Editor’s note: Brian Wansink resigned from his post at Cornell University after an investigation found widespread academic breaches across his 25-year career. We would advise you to keep that in mind while reading this piece.
Thanksgiving is the most gluttonous day of the year. Gathering for a feast to celebrate thankfulness has turned into a national eating contest, with the average American possibly scarfing down 4,500 calories of turkey dinner with all the trimmings. Can a Thanksgiving meal be generous without going overboard?
Brian Wansink is a nutritionist, the director of Cornell University’s Food and Brand Lab, and a leading research expert on eating behaviors. His recently published book, Slim by Design, includes practical tips for designing homes, restaurants, supermarkets, workplaces, school lunch trays, and more that can help people lose or maintain weight by redesigning environments to subtly cue us to make healthy choices instead of relying on our finite powers to resist temptation.
I asked Wansink if he had any tips for designing Thanksgiving dinner for those who want to enjoy the holiday without stuffing themselves tighter than turkeys. He was careful to point out that he loves the holiday and isn’t looking to rain on anybody’s Thanksgiving parade.
“This is one of the greatest holidays of the year,” Wansink told me by phone. “I think the priority on Thanksgiving is to really reflect on how grateful you are and probably not to start a diet. But there are ways to cut down on calories.”
Don’t waste calories before the main meal.
Wansink says that his research on Thanksgiving eating habits shows that people eat 11 percent of total calories grazing on packaged snacks before the main meal. Save your appetite for dinner, he says.
“Don’t eat anything that is store-bought,” Wansink says, whether it’s mixed nuts or a pie from the grocery. “Nobody is going to be offended if you don’t eat something that came in a package, but they will be if you don’t eat the special dish they made just for you.”
Serve food at the table, then remove the most caloric dishes to a side table.
Wansink said that it’s important to uphold our Norman Rockwell–esque expectations of a bountiful Thanksgiving table.

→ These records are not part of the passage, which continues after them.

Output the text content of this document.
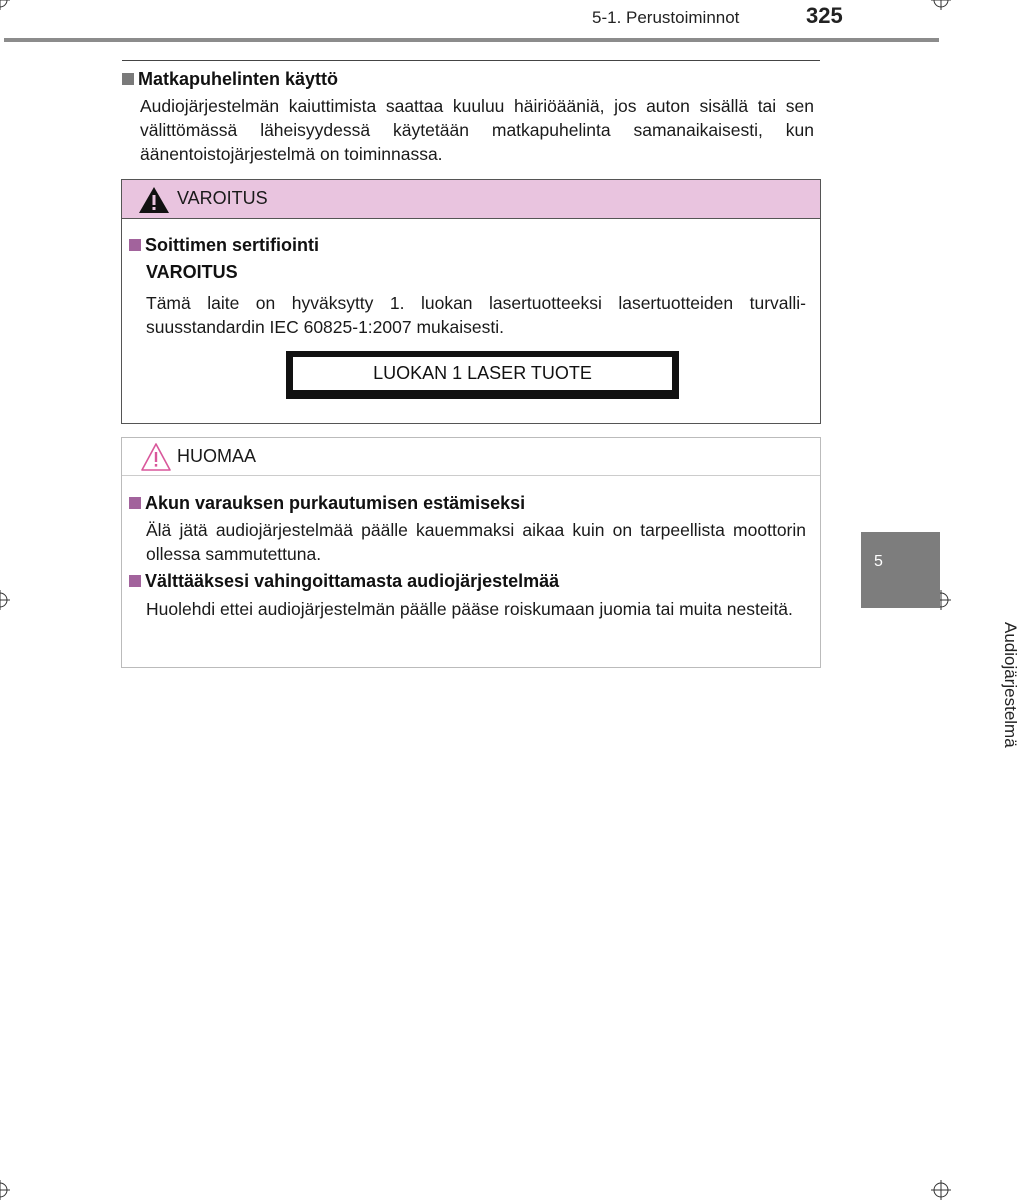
5-1. Perustoiminnot	325
Matkapuhelinten käyttö
Audiojärjestelmän kaiuttimista saattaa kuuluu häiriöääniä, jos auton sisällä tai sen välittömässä läheisyydessä käytetään matkapuhelinta samanaikaisesti, kun äänentoistojärjestelmä on toiminnassa.
VAROITUS
Soittimen sertifiointi
VAROITUS
Tämä laite on hyväksytty 1. luokan lasertuotteeksi lasertuotteiden turvalli-
suusstandardin IEC 60825-1:2007 mukaisesti.
LUOKAN 1 LASER TUOTE
HUOMAA
Akun varauksen purkautumisen estämiseksi
Älä jätä audiojärjestelmää päälle kauemmaksi aikaa kuin on tarpeellista moottorin ollessa sammutettuna.
Välttääksesi vahingoittamasta audiojärjestelmää
Huolehdi ettei audiojärjestelmän päälle pääse roiskumaan juomia tai muita nesteitä.
5
Audiojärjestelmä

But once everyone has been served, banish the stuffing, mashed potatoes, rolls, and other high-calorie side dishes to a side table. “Our research shows that people eat about 20 percent less if served off a side table, stove, or counter rather than right in front of you,” Wansink said. Forcing people to get up for seconds or thirds, he said, “works well because getting up means visually announcing that you’re going to be a pig. Although Thanksgiving is a much less judgmental dinner.” Nevertheless, he said, leaving healthier dishes like green beans, salad, and turkey on the table encourages people to fill up on leaner fare.
To avoid drinking too much, make sure that everyone has a water glass, and serve wine in tall, narrow glasses.
Drinking accounts for 10 percent of all Thanksgiving calories consumed, Wansink said. His research indicates that we drink more out of wide-rimmed glasses, and he suggests using tall, narrow glasses instead (though the red wine–drinking snobs at your table might have a hard time swallowing that advice).
If you’re especially concerned about keeping guests from drinking too much, he said, keep the wine off the table. Instead of pouring refills, bring fresh glasses and place them next to the empty ones without removing them to create a visual reminder of how much alcohol has been consumed.
Use smaller serving bowls and tablespoon-sized serving spoons, not serving tongs.
“Tongs lead to overserving,” Wansink says. Smaller serving bowls that can be refilled in the kitchen as necessary help people to maintain a healthy perception of portions. Smaller serving spoons mean they will likely serve themselves less.
Use smaller plates in a contrasting color to the food.
Wansink’s research shows that using smaller plates keeps people from overeating. He suggests forgoing the usual dinner plates that are 12 inches in diameter and opting for those that are no smaller than 9 inches in diameter. “Not too small, or it backfires,” he said.
He added that people eat more when the color of their food blends in with the plate. You will probably be using your best china on Thanksgiving, Wansink pointed out, but since Thanksgiving dinner is largely a pale affair, this might not be the best time to use white plates.
If your hosts are food-pushers, be strategic.
Wansink said that if you know you’re going to be around relatives or friends who encourage gluttony, be sure to serve yourself small portions, so making a show of going back for more doesn’t lead to overdoing it.
Stick to one dessert.
If Wansink’s research shows that up to 20 percent of total calories are consumed before a meal, dessert accounts for another 20 percent. While there’s a good chance that there will be more than one dessert on the Thanksgiving table, especially if it’s a potluck, Wansink said your best bet is sticking to just one. “The real danger with dessert is not the first intake,” he said. “It’s sampling one of everything.”
Precut a pie that you might have divided up into six or eight pieces into 10 or 12, he said. Present the dessert “right on the table,” serve everyone a slice, then relegate it to a side table. “It’s impossible to control how much food there is if it’s a potluck,” he said. “But you can control how accessible it is so that people don’t overeat.”